Stéphane (nom d’emprunt), propriétaire d’une maison dans le Hainaut, a mis 9 mois pour parvenir à récupérer sa maison dont le locataire ne payait pas le loyer. Une procédure compliquée qui prend, au minimum, 2 mois et demi, et qui s’est terminée en hiver pour Stéphane. En effet, contrairement à la croyance populaire, un locataire peut être expulsé en hiver (sauf les locataires de logements sociaux en Belgique francophone). Mais les propriétaires n'ont pas non plus tous les droits. Voici un "tour du propriétaire" des droits et devoirs de chacun.

Stéphane a contacté la rédaction de RTLinfo.be via notre page Alertez-nous. Le mardi 25 février, après de longs mois de procédures, son locataire a "enfin été expulsé". Contacté par notre rédaction, Stéphane nous a expliqué ce qui a retardé l’action de la justice. "J’ai d’abord pris un avocat qui n’a entamé aucune démarche. J’ai perdu deux mois", nous a-t-il expliqué. "J’en ai donc pris un autre qui a introduit une procédure en expulsion auprès de la justice de paix." Mais une fois devant le juge, en juillet dernier, celui-ci n’a pas souhaité prendre de risque. "C’est le juge suppléant qui était présent. Il n’a pas voulu prendre l’affaire en charge car elle semblait trop compliquée. Il a donc reporté l’audience pour que le juge de paix puisse s’en charger. Mais il a mis la nouvelle audience à un jour où c’était de nouveau lui.
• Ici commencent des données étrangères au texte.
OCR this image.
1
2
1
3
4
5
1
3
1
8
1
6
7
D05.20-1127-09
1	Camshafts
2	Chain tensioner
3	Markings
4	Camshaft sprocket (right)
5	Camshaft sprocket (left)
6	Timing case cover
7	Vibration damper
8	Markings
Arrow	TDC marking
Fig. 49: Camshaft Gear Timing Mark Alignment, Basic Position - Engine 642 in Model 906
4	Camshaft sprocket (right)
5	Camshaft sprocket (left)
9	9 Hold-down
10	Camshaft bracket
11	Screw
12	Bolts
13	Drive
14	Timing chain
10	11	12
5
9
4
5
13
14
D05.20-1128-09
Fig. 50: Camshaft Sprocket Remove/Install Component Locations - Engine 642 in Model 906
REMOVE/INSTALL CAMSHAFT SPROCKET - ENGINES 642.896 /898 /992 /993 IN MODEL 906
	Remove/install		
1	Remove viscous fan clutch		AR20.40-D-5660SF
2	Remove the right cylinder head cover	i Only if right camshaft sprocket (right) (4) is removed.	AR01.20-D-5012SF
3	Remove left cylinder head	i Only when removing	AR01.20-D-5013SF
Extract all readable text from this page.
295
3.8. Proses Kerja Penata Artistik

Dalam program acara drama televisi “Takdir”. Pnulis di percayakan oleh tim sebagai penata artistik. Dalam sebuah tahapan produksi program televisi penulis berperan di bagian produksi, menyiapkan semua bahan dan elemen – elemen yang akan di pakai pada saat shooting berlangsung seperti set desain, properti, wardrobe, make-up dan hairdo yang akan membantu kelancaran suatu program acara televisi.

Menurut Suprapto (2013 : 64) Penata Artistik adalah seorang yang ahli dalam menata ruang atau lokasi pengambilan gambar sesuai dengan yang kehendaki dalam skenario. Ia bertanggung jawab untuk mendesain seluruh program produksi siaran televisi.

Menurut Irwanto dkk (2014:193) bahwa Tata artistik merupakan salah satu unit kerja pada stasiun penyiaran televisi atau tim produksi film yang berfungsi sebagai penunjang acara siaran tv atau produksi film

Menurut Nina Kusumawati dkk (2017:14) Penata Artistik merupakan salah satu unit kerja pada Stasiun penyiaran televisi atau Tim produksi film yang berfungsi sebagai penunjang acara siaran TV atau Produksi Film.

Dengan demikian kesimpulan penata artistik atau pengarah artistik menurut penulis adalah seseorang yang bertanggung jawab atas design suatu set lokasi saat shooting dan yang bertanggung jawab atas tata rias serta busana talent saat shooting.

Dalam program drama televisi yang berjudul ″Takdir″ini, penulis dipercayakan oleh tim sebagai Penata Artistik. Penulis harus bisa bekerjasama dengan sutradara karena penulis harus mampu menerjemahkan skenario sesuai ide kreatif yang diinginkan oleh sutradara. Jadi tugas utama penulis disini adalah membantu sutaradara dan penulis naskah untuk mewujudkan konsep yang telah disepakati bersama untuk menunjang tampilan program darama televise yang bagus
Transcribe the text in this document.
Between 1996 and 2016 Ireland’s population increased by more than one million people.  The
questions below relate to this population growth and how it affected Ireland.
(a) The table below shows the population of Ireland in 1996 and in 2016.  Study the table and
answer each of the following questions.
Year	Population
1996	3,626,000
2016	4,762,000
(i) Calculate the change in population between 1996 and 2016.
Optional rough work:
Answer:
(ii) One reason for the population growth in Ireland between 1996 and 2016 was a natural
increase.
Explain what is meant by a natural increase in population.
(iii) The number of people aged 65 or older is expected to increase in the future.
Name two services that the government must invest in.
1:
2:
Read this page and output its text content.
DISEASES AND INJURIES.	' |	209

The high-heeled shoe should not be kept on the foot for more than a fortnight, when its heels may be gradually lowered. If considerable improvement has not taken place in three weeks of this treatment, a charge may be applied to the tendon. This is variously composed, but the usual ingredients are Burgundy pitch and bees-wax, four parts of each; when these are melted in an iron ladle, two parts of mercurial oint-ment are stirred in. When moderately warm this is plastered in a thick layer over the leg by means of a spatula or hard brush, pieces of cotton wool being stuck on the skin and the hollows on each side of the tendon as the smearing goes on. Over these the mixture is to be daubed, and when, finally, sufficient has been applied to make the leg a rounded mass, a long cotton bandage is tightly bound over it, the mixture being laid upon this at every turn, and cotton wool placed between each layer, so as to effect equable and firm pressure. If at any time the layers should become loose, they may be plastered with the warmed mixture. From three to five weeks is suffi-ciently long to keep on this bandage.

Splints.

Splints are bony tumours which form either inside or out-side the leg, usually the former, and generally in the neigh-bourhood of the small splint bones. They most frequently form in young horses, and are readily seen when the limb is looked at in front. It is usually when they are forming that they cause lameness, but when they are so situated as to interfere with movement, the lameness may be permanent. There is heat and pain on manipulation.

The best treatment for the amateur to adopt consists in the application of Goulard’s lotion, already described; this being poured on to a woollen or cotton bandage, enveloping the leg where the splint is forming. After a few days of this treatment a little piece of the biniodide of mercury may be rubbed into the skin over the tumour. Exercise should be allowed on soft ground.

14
Il a donc reporté l’audience une deuxième fois."

Son locataire refuse de partir malgré le jugement

L’affaire a finalement été jugée le 13 novembre, repoussée de 4 mois par cette mésaventure et les congés judiciaires. Stéphane reçoit le jugement un mois plus tard, le 11 décembre. Dans celui-ci, "vu le caractère urgent de l’affaire", il était spécifiée que son locataire disposait de 24 heures seulement pour quitter les lieux à dater de la signification du jugement par un huissier de justice, procédure que l’avocat de Stéphane a enclenchée directement. Mais 24 heures plus tard, son locataire était toujours là. L’huissier de justice a donc dû trouver une date possible pour réunir autour de lui, comme le prévoit la loi, la police, les services communaux, un serrurier et deux témoins.

Jamais moins de trois à quatre mois pour expulser quelqu’un

Finalement, le 25 février, 9 mois après avoir entamé sa première démarche officielle, Stéphane récupérait son bien. Un délai très long mais explicable, selon Bénédicte Delcourt, la directrice du Syndicat national des propriétaires et copropriétaires. Le délai minimum entre l’introduction d’une procédure en expulsion auprès d’un tribunal de paix et l’expulsion de locataires par la police est en effet de 3 à 4 mois. "Et ça, c’est si tout se passe parfaitement et ne prend aucun retard", note-t-elle.

Un locataire qui dégrade le bien ou ne paie pas son loyer peut être expulsé

Mais quelles sont les démarches qui permettent d’expulser un mauvais locataire? Premièrement, un propriétaire ne peut faire expulser un locataire que "s’il n’exécute pas ses obligations légales, souvent le paiement du loyer ou l’entretien du bien en bon père de famille", explique Mme Delcourt. Si c’est le cas, "on conseille que dès la fin du 2ème mois non-payé, le propriétaire introduise une demande au juge de paix."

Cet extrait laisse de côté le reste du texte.